Renal biopsy remains central to diagnosis, prognosis and potentially drug selection in ANCA-associated vasculitis (AAV) and cannot yet be replaced by biomarkers, a leading expert argued at EULAR 2026 in London last week.
Guideline-recommended histological assessment distinguishes AAV from immune complex-mediated diseases such as lupus nephritis, said Professor David Jayne, professor of clinical autoimmunity at the University of Cambridge.
Biopsy confirmed diagnosis, removed clinical uncertainty and excluded other causes, he said, noting that co-occurring pathologies and mimics could not be reliably ruled out with blood or urine biomarkers alone.
“You should be aware that there are many co-occurrences of multiple pathologies, and you want to exclude mimics and secondary causes,” he told delegates.
Unlike biomarkers, biopsy allowed clinicians to assess all key renal compartments, each carrying diagnostic and prognostic significance. Repeat biopsy also had a role in assessing persisting disease activity or relapse in the absence of reliable monitoring biomarkers.

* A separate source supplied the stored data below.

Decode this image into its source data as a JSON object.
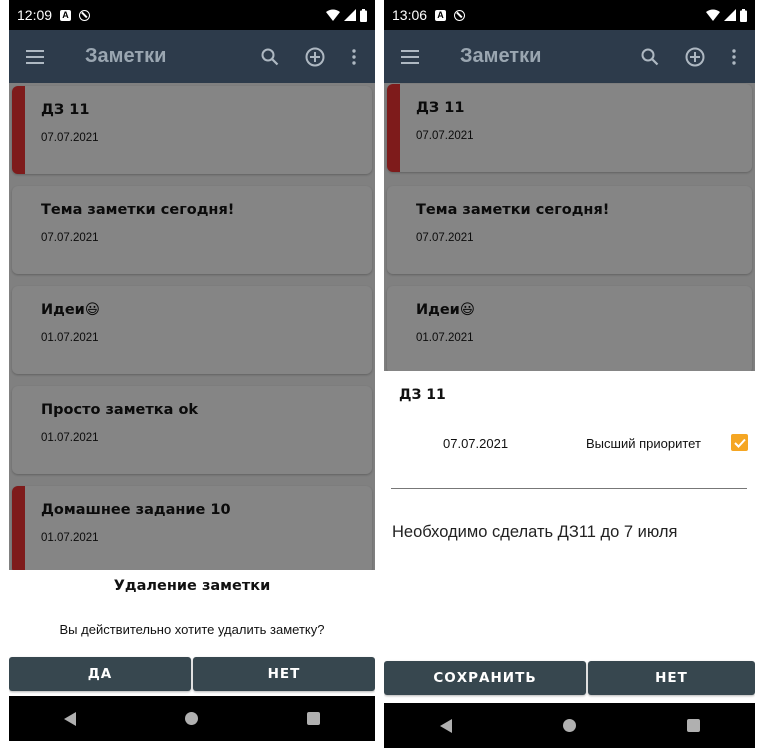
{
  "left": {
    "status_time": "12:09",
    "app_title": "Заметки",
    "notes": [
      {
        "title": "ДЗ 11",
        "date": "07.07.2021",
        "priority": true
      },
      {
        "title": "Тема заметки сегодня!",
        "date": "07.07.2021",
        "priority": false
      },
      {
        "title": "Идеи😃",
        "date": "01.07.2021",
        "priority": false
      },
      {
        "title": "Просто заметка ok",
        "date": "01.07.2021",
        "priority": false
      },
      {
        "title": "Домашнее задание 10",
        "date": "01.07.2021",
        "priority": true
      }
    ],
    "dialog": {
      "title": "Удаление заметки",
      "message": "Вы действительно хотите удалить заметку?",
      "yes_label": "ДА",
      "no_label": "НЕТ"
    }
  },
  "right": {
    "status_time": "13:06",
    "app_title": "Заметки",
    "notes": [
      {
        "title": "ДЗ 11",
        "date": "07.07.2021",
        "priority": true
      },
      {
        "title": "Тема заметки сегодня!",
        "date": "07.07.2021",
        "priority": false
      },
      {
        "title": "Идеи😃",
        "date": "01.07.2021",
        "priority": false
      }
    ],
    "editor": {
      "title": "ДЗ 11",
      "date": "07.07.2021",
      "priority_label": "Высший приоритет",
      "priority_checked": true,
      "body": "Необходимо сделать ДЗ11 до 7 июля",
      "save_label": "СОХРАНИТЬ",
      "no_label": "НЕТ"
    }
  },
  "colors": {
    "appbar": "#2d3b4b",
    "button": "#37474f",
    "priority_marker": "#7e1b1b",
    "checkbox": "#f5a623"
  },
  "icons": [
    "menu-icon",
    "search-icon",
    "add-circle-icon",
    "more-vert-icon",
    "wifi-icon",
    "signal-icon",
    "battery-icon",
    "back-icon",
    "home-icon",
    "recents-icon"
  ]
}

Professor Jayne acknowledged he had recently co-authored research exploring when biopsy could be avoided in patients with highly compatible clinical presentation and high-titre ANCA positivity, but cautioned the approach depended on specialist expertise.
“If you are a general physician, interpreting a compatible presentation can be very difficult,” he said.
The case for biomarkers
Taking the opposing view, Professor Alessandro Tomelleri, consultant immunologist and rheumatologist at IRCCS San Raffaele Hospital in Milan, questioned whether biopsy should remain central to AAV management, citing patient preference, procedural risk and the promise of biomarker-driven monitoring.
Biopsy was invasive and carried a mortality risk of around 0.06%, equivalent to roughly one death per 1,600 procedures, he said, comparing the risk unfavourably to recreational scuba diving.
Survey data from patients with liver disease showed most preferred non-invasive FibroScan over biopsy, he noted.
The feasibility of repeat biopsy was also questionable, Professor Tomelleri argued. With up to 40% of AAV patients developing new or recurrent renal involvement over 10 years, and most patients safely able to undergo only one or two biopsies in a lifetime, a repeatable non-invasive alternative was needed.
He pointed to urinary biomarkers including CD163 and MCP-1 for disease activity and EGF for chronic damage, which combined with clinical features, ANCA positivity, active urinary sediment and imaging could enable diagnosis, risk stratification and monitoring without biopsy.
Hepatology had already made this shift, moving from serial biopsies to non-invasive monitoring, and nephrology should follow, he argued.
“Why expose a patient to the risk of a dangerous procedure when the urine holds the answers?” he said.